A fellow monk appeared at the entrance to the big, powerfully-built black brother’s cell in the Sinai desert, asking him to attend a meeting of all the monks in the lavra* to decide on an appropriate penance for an erring brother. The monk—Moses the Ethiopian—refused to attend.
Some time later, another brother appeared and demanded Moses’ attendance. Moses filled a leaking water jug and carried it to the meeting on his shoulder, leaving a trail of spilled water behind him. Upon his arrival, the assembled monks asked why he was carrying the jug. He replied, “My sins run out behind me and I do not see them, but today I am coming to judge the errors of another.”
The monks decided to forgive the erring brother.
Abba Moses (330-405) eventually became the leader of a lavra of his own, but his violent early career was always at the back of his mind.
Moses had been a slave to an Egyptian government official. Dismissed for theft and suspected murder, he took up with an infamous gang of seventy-five violent robbers who terrorized the Nile Valley.
After a botched robbery attempt, Moses fled for shelter to a lavra in Scetis (now known as the Wadi El Natrun), near Alexandria. Whilst hiding amongst them from the authorities, he found their life of peace and contentment powerfully attractive. He was baptized and joined the community as a monk.
Moses found the adjustment to a peaceful and dedicated life difficult. When a gang of robbers attacked him in his cell, he overpowered them and dragged them to the chapel where the other monks were praying. Telling them he didn’t think it Christian to harm the robbers, he asked his brothers what he ought to do with them. According to legend, the robbers repented on the spot and joined the community.

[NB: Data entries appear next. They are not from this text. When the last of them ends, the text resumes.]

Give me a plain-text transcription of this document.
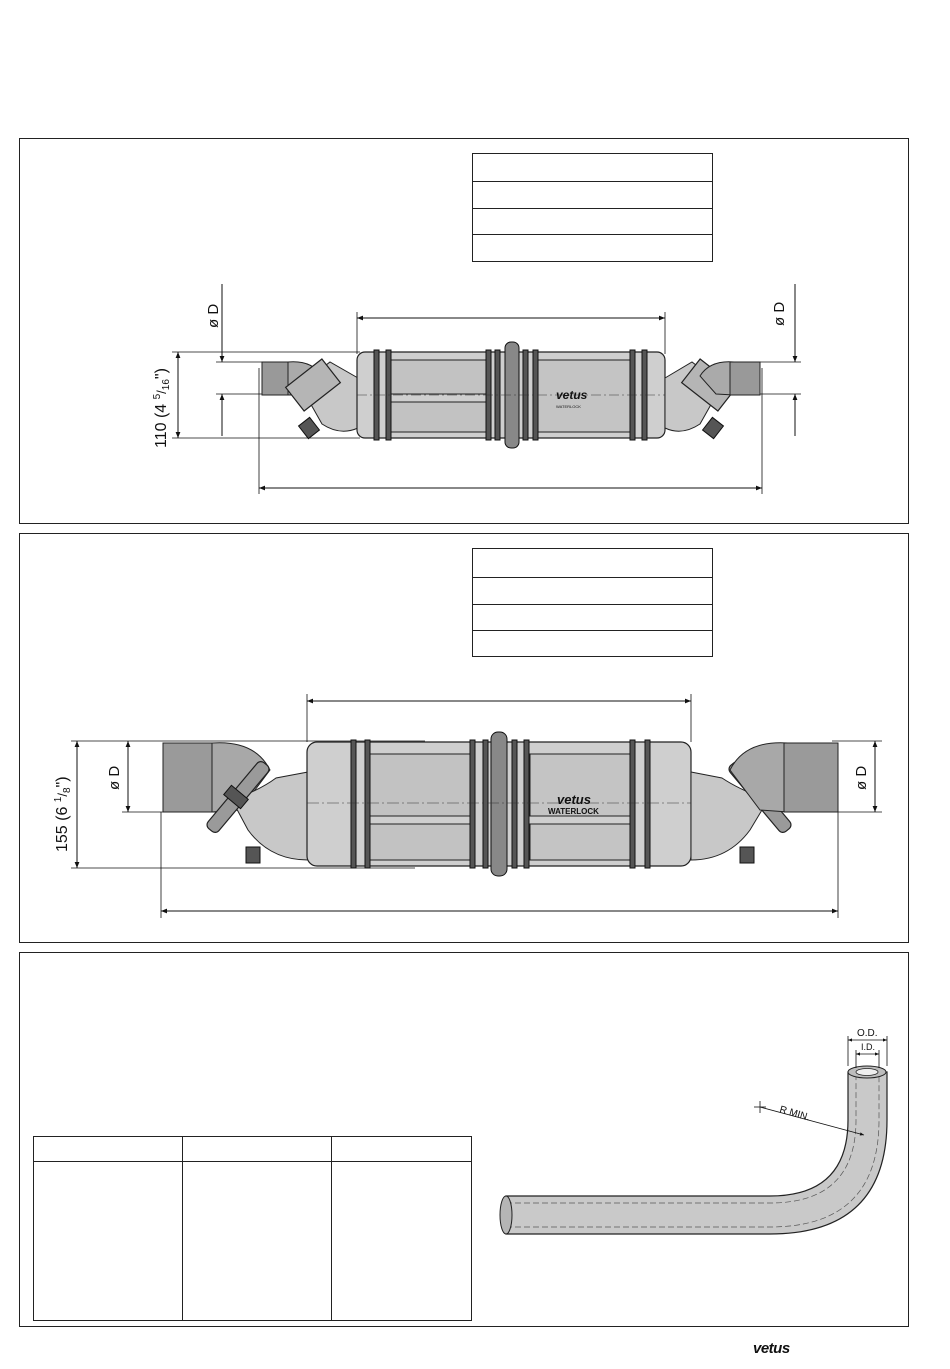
vetus
WATERLOCK
ø D	ø D
110 (4 $^5_/$16")
vetus
WATERLOCK
ø D	ø D
155 (6 $^1_/$8")
O.D.
I.D.
R MIN.
vetus
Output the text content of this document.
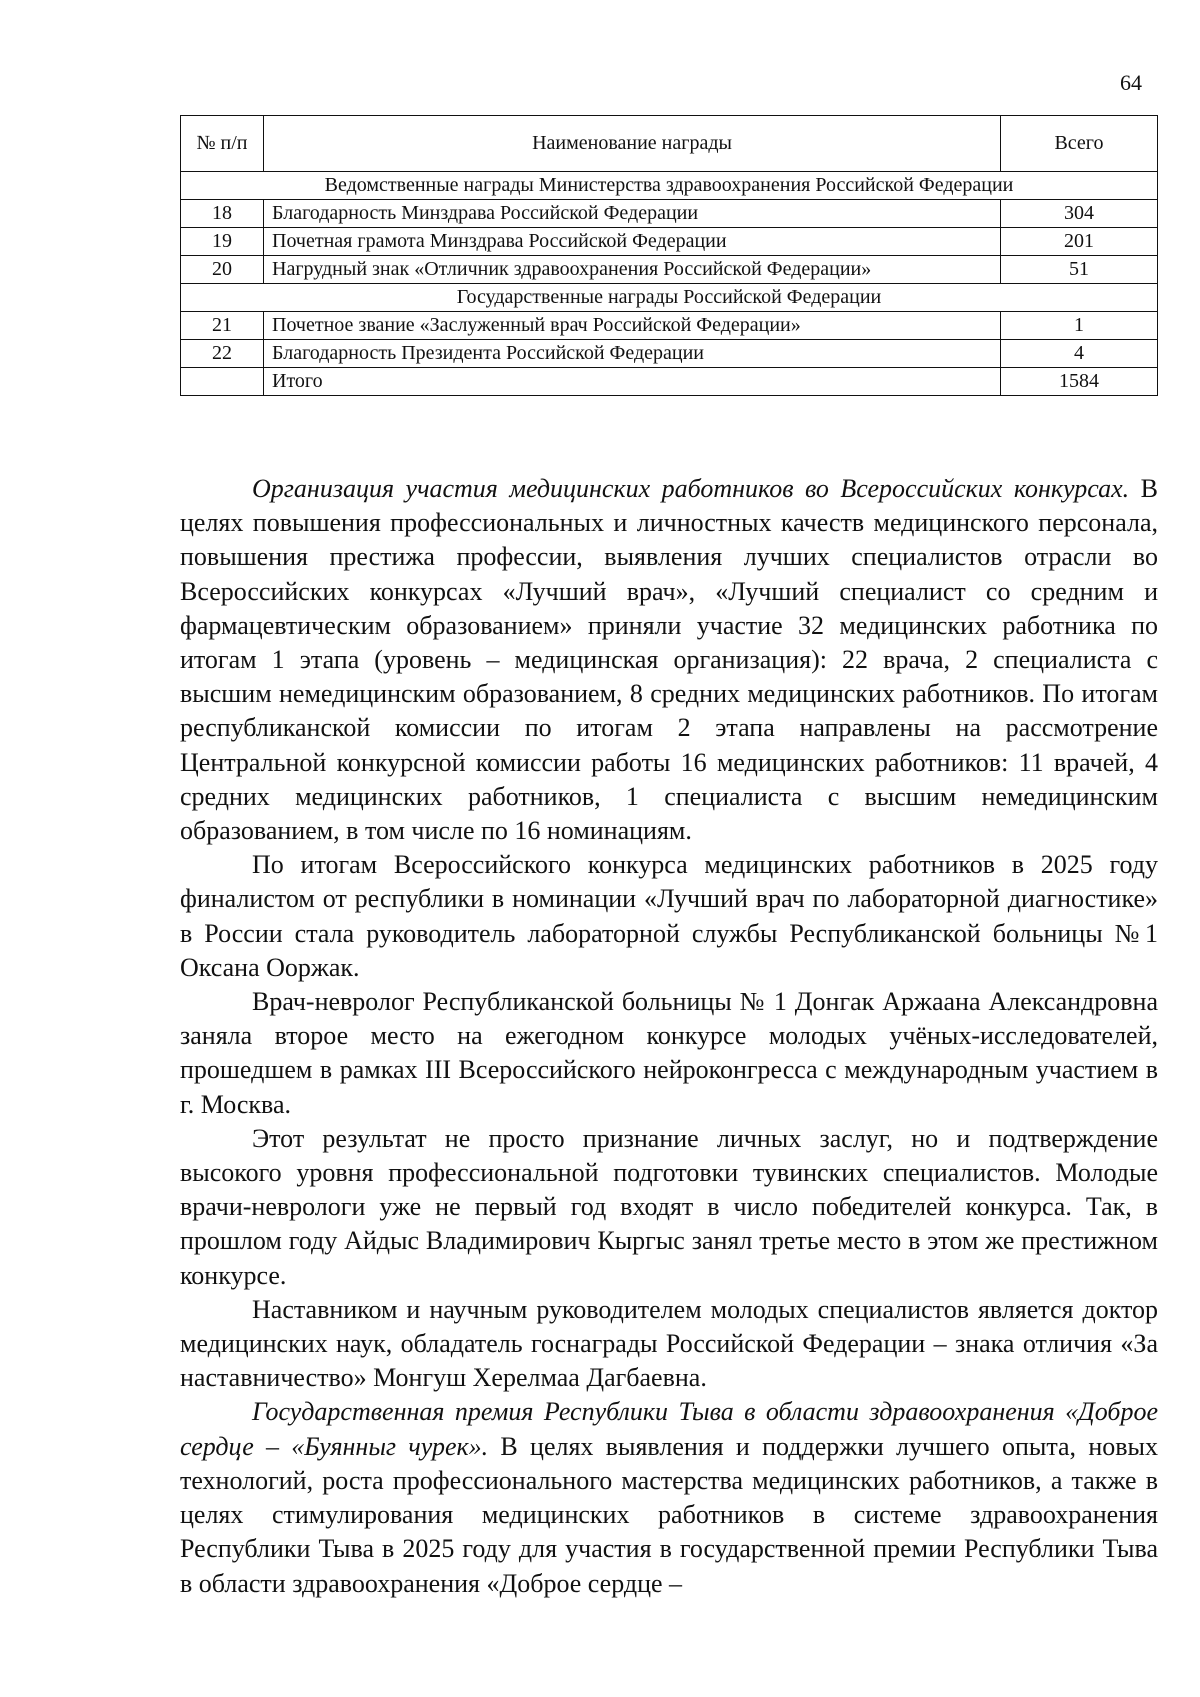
64
№ п/п	Наименование награды	Всего
Ведомственные награды Министерства здравоохранения Российской Федерации		
18	Благодарность Минздрава Российской Федерации	304
19	Почетная грамота Минздрава Российской Федерации	201
20	Нагрудный знак «Отличник здравоохранения Российской Федерации»	51
Государственные награды Российской Федерации		
21	Почетное звание «Заслуженный врач Российской Федерации»	1
22	Благодарность Президента Российской Федерации	4
	Итого	1584

Организация участия медицинских работников во Всероссийских конкурсах. В целях повышения профессиональных и личностных качеств медицинского персонала, повышения престижа профессии, выявления лучших специалистов отрасли во Всероссийских конкурсах «Лучший врач», «Лучший специалист со средним и фармацевтическим образованием» приняли участие 32 медицинских работника по итогам 1 этапа (уровень – медицинская организация): 22 врача, 2 специалиста с высшим немедицинским образованием, 8 средних медицинских работников. По итогам республиканской комиссии по итогам 2 этапа направлены на рассмотрение Центральной конкурсной комиссии работы 16 медицинских работников: 11 врачей, 4 средних медицинских работников, 1 специалиста с высшим немедицинским образованием, в том числе по 16 номинациям.

По итогам Всероссийского конкурса медицинских работников в 2025 году финалистом от республики в номинации «Лучший врач по лабораторной диагностике» в России стала руководитель лабораторной службы Республиканской больницы №1 Оксана Ооржак.

Врач-невролог Республиканской больницы № 1 Донгак Аржаана Александровна заняла второе место на ежегодном конкурсе молодых учёных-исследователей, прошедшем в рамках III Всероссийского нейроконгресса с международным участием в г. Москва.

Этот результат не просто признание личных заслуг, но и подтверждение высокого уровня профессиональной подготовки тувинских специалистов. Молодые врачи-неврологи уже не первый год входят в число победителей конкурса. Так, в прошлом году Айдыс Владимирович Кыргыс занял третье место в этом же престижном конкурсе.

Наставником и научным руководителем молодых специалистов является доктор медицинских наук, обладатель госнаграды Российской Федерации – знака отличия «За наставничество» Монгуш Херелмаа Дагбаевна.

Государственная премия Республики Тыва в области здравоохранения «Доброе сердце – «Буянныг чурек». В целях выявления и поддержки лучшего опыта, новых технологий, роста профессионального мастерства медицинских работников, а также в целях стимулирования медицинских работников в системе здравоохранения Республики Тыва в 2025 году для участия в государственной премии Республики Тыва в области здравоохранения «Доброе сердце –
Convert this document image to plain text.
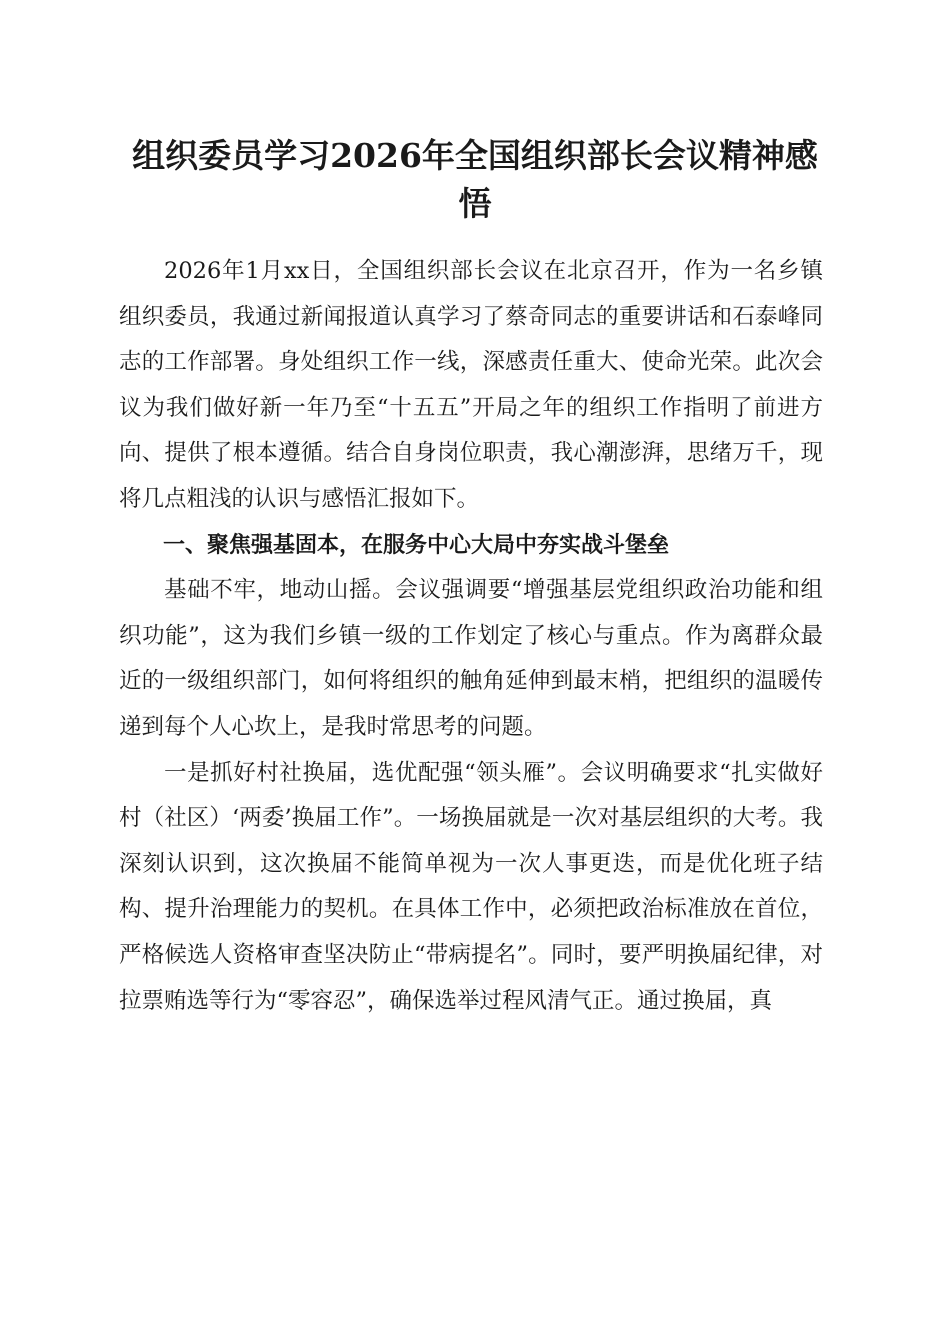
组织委员学习2026年全国组织部长会议精神感悟

2026年1月xx日，全国组织部长会议在北京召开，作为一名乡镇组织委员，我通过新闻报道认真学习了蔡奇同志的重要讲话和石泰峰同志的工作部署。身处组织工作一线，深感责任重大、使命光荣。此次会议为我们做好新一年乃至“十五五”开局之年的组织工作指明了前进方向、提供了根本遵循。结合自身岗位职责，我心潮澎湃，思绪万千，现将几点粗浅的认识与感悟汇报如下。

一、聚焦强基固本，在服务中心大局中夯实战斗堡垒

基础不牢，地动山摇。会议强调要“增强基层党组织政治功能和组织功能”，这为我们乡镇一级的工作划定了核心与重点。作为离群众最近的一级组织部门，如何将组织的触角延伸到最末梢，把组织的温暖传递到每个人心坎上，是我时常思考的问题。

一是抓好村社换届，选优配强“领头雁”。会议明确要求“扎实做好村（社区）‘两委’换届工作”。一场换届就是一次对基层组织的大考。我深刻认识到，这次换届不能简单视为一次人事更迭，而是优化班子结构、提升治理能力的契机。在具体工作中，必须把政治标准放在首位，严格候选人资格审查坚决防止“带病提名”。同时，要严明换届纪律，对拉票贿选等行为“零容忍”，确保选举过程风清气正。通过换届，真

Finding his progress in monastic discipline and the contemplative life frustratingly slow, Moses became discouraged. One morning before dawn, the abbot Isidore took Moses to the chapel roof, where they watched the first rays of dawn appear.
“Only slowly do the rays of the sun drive away the night and usher in a new day,” said the abbot to Moses, “and thus, only slowly does one become a perfect contemplative.”
At about 75 years of age, Moses, now the leader of a community of his own, learned that a group Berbers were planning to attack the monastery. The brothers wanted to take up arms in its defense, but Moses forbade it, ordering them instead to flee.
Remembering his own violent days as a bandit, Moses quoted Jesus’ saying that “All who take the sword will perish by the sword” (Matthew 26:52). He remained behind with seven other brothers, and all were martyred by the Berber robbers.
Today, Moses the Ethiopian is venerated as an apostle of non-violence, and a patron saint of Africa.
*The monasteries of the early Desert Fathers and Mothers comprised clusters of caves and mud huts, called lavras, set up by devotees near the dwelling of a hermit who had acquired a reputation for holiness.